Hours after Patch Tuesday, the researcher known as Nightmare Eclipse published a working exploit, dubbed RoguePlanet, for an unpatched Microsoft Defender flaw that opens a command prompt with full SYSTEM privileges on fully updated Windows 10 and 11. The bug is a race condition, so the exploit is hit or miss, but the researcher reports a 100 percent success rate on some machines. They posted the proof-of-concept on a self-hosted Git server after Microsoft had earlier taken down their GitHub and GitLab repositories. It is the latest in a string of Windows zero-days (BlueHammer, RedSun, YellowKey, GreenPlasma) the researcher has released in protest of Microsoft's disclosure practices.

Check
Confirm Microsoft Defender real-time and tamper protection are enabled and current on Windows 10 and 11 endpoints, and watch for unexpected SYSTEM-level command shells spawned from Defender processes.
Affected
Fully patched Windows 10 and Windows 11 systems, including current and Canary builds, running Microsoft Defender; a public proof-of-concept exists and no fix is available yet.
Fix
No patch exists yet; watch for a Microsoft advisory and apply it when released. Meanwhile, rely on EDR behavioral detection and least-privilege controls to limit privilege-escalation impact.

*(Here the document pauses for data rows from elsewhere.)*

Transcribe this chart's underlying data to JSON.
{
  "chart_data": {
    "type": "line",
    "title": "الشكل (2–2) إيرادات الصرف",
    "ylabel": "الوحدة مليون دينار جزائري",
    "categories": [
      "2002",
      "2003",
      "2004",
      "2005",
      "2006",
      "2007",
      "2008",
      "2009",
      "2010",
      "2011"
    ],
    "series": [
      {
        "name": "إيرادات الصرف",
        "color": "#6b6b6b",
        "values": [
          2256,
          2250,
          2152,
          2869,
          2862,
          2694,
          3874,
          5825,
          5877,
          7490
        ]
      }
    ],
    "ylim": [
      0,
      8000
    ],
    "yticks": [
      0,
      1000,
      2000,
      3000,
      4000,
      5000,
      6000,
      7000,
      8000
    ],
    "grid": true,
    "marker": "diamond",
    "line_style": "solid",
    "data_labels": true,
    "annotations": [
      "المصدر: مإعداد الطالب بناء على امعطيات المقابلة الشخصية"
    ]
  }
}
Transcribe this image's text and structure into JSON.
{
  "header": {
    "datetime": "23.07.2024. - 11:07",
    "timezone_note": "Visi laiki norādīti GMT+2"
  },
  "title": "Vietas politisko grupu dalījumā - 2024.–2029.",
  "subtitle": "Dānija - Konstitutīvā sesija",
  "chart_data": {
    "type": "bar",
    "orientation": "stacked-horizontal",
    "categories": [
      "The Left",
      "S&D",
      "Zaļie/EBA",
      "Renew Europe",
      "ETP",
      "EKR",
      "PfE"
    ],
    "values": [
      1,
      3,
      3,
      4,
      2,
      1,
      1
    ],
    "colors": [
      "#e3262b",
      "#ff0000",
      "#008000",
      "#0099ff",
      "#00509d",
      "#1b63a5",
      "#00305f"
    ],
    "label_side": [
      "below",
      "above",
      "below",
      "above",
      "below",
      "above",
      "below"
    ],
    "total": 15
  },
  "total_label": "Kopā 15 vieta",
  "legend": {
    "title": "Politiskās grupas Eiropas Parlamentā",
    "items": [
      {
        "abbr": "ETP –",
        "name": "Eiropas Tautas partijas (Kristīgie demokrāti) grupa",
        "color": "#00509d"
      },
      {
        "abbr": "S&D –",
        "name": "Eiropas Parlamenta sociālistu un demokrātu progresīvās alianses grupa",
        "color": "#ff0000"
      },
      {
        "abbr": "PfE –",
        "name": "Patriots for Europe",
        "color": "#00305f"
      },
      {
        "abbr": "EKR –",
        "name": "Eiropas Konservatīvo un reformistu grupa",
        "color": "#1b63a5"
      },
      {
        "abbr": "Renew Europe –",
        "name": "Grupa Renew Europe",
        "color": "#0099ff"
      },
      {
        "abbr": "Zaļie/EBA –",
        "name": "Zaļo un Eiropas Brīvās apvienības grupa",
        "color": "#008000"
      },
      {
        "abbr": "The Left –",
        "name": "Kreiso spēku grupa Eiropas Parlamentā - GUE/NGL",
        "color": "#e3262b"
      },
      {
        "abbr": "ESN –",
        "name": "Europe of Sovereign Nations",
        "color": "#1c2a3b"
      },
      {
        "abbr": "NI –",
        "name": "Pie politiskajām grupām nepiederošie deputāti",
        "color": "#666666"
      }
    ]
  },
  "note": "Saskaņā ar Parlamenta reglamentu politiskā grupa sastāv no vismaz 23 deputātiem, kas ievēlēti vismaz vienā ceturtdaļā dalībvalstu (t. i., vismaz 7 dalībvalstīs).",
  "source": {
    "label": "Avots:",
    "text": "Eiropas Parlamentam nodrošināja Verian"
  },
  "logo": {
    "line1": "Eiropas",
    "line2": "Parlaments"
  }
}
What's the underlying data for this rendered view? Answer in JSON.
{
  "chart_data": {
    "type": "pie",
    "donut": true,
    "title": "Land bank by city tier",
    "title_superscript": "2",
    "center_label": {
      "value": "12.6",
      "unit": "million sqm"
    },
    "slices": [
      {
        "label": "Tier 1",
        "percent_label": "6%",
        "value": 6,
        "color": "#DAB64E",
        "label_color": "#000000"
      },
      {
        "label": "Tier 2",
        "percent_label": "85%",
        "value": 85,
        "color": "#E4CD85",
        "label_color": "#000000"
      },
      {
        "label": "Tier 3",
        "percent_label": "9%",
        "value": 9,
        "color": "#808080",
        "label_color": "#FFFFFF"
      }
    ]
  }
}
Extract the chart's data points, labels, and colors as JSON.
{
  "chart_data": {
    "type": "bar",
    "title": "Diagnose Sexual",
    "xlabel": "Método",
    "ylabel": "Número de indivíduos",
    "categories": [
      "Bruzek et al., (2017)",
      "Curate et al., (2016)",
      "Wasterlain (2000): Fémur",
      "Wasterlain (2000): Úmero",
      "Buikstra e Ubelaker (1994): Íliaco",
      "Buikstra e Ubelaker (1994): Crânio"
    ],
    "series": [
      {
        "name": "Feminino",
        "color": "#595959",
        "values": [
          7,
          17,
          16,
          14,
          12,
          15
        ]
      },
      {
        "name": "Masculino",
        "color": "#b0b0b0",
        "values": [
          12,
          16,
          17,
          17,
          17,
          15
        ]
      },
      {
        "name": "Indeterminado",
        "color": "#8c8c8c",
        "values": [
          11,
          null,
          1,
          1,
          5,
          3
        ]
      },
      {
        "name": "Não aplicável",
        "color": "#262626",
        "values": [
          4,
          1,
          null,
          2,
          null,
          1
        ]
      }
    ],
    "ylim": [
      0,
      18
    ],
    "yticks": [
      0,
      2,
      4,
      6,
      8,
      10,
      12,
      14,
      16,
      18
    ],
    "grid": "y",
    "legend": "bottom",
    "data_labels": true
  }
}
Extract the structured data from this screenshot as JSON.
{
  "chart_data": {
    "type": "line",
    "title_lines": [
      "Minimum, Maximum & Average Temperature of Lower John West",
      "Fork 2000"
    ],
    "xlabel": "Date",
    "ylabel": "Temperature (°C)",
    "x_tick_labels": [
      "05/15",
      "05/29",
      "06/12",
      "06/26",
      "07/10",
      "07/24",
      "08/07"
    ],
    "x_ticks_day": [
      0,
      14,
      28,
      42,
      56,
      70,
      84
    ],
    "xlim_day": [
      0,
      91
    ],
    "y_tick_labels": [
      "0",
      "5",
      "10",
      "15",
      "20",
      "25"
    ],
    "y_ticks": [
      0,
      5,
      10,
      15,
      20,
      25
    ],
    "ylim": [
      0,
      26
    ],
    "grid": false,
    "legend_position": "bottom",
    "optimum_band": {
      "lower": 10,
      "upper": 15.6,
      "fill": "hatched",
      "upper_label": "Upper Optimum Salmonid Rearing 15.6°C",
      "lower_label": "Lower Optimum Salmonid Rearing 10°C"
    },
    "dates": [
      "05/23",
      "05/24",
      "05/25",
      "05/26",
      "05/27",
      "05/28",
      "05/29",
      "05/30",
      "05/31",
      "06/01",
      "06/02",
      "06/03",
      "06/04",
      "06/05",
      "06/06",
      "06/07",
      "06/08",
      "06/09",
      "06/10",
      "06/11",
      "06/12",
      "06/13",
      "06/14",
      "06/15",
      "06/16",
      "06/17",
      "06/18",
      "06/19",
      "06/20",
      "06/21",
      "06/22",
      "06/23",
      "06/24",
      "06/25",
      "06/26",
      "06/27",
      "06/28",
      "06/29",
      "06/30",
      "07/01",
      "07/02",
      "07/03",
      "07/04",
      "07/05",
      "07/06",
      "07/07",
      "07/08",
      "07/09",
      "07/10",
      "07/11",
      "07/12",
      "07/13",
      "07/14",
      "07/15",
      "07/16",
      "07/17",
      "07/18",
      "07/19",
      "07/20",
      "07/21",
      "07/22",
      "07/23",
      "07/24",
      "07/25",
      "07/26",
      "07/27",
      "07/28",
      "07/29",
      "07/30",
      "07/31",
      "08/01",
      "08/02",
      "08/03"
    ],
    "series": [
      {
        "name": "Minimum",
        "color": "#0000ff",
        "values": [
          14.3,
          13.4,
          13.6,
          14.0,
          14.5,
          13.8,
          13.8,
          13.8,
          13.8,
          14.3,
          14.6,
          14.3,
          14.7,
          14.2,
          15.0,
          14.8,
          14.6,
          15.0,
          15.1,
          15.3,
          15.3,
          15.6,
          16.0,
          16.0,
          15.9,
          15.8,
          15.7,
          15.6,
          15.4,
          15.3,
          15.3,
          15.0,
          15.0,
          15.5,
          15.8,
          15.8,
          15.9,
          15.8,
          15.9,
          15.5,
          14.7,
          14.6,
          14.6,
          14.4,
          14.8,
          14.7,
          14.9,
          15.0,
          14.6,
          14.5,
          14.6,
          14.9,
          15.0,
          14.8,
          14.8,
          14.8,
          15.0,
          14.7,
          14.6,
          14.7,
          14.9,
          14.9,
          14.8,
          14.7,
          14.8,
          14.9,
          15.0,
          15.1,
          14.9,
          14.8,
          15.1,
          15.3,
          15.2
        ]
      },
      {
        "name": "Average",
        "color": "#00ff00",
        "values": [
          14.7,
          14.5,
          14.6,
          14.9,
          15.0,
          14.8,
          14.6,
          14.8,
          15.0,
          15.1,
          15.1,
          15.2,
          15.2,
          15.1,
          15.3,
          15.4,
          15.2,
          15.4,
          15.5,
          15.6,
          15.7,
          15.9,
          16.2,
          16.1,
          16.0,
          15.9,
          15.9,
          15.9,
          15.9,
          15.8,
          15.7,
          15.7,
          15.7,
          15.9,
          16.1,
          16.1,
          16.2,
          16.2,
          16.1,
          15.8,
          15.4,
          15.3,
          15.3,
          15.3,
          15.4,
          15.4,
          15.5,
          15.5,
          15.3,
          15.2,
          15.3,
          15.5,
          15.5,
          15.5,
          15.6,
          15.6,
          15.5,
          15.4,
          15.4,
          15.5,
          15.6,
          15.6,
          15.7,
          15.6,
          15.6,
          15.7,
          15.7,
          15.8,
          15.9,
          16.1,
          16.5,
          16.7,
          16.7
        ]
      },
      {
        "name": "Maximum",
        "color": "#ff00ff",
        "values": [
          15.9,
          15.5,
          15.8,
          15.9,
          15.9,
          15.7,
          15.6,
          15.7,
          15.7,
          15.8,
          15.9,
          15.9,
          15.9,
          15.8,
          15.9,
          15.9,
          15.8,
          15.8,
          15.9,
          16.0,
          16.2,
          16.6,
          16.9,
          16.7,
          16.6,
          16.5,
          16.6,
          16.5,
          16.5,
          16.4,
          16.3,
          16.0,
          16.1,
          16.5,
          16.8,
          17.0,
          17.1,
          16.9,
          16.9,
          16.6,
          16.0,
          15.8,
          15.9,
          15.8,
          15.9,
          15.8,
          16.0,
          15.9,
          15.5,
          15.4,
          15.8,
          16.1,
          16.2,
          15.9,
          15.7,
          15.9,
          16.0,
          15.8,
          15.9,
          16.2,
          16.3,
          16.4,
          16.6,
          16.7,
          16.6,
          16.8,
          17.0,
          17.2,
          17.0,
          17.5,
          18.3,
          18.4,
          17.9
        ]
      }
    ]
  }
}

Google patches actively exploited Chrome V8 zero-day, fifth this year

Google has shipped an emergency Chrome fix for a zero-day in V8, the browser's JavaScript and WebAssembly engine, that attackers are already exploiting in the wild. The flaw (CVE-2026-11645, rated 8.8) is an out-of-bounds memory read and write that lets a malicious web page run code inside Chrome's sandbox, and can help defeat protections like ASLR to set up a fuller compromise. Google confirmed an exploit exists but withheld details until most users update. It is the fifth actively exploited Chrome zero-day of 2026. The fix is in Chrome 149.0.7827.102/103 for desktop; Chromium-based browsers like Edge and Brave need the same update.

Check
Check Chrome and Chromium-based browser versions across managed endpoints (chrome://version or MDM inventory) and confirm they are at or above the June 8 patched build.
Affected
Google Chrome desktop before 149.0.7827.102/103 on Windows, macOS, and Linux (CVE-2026-11645, a V8 out-of-bounds read/write), plus Chromium-based browsers such as Edge and Brave.
Fix
Update Chrome to 149.0.7827.102 or later and relaunch to apply it. Push the update through enterprise policy and patch all Chromium-based browsers in your fleet.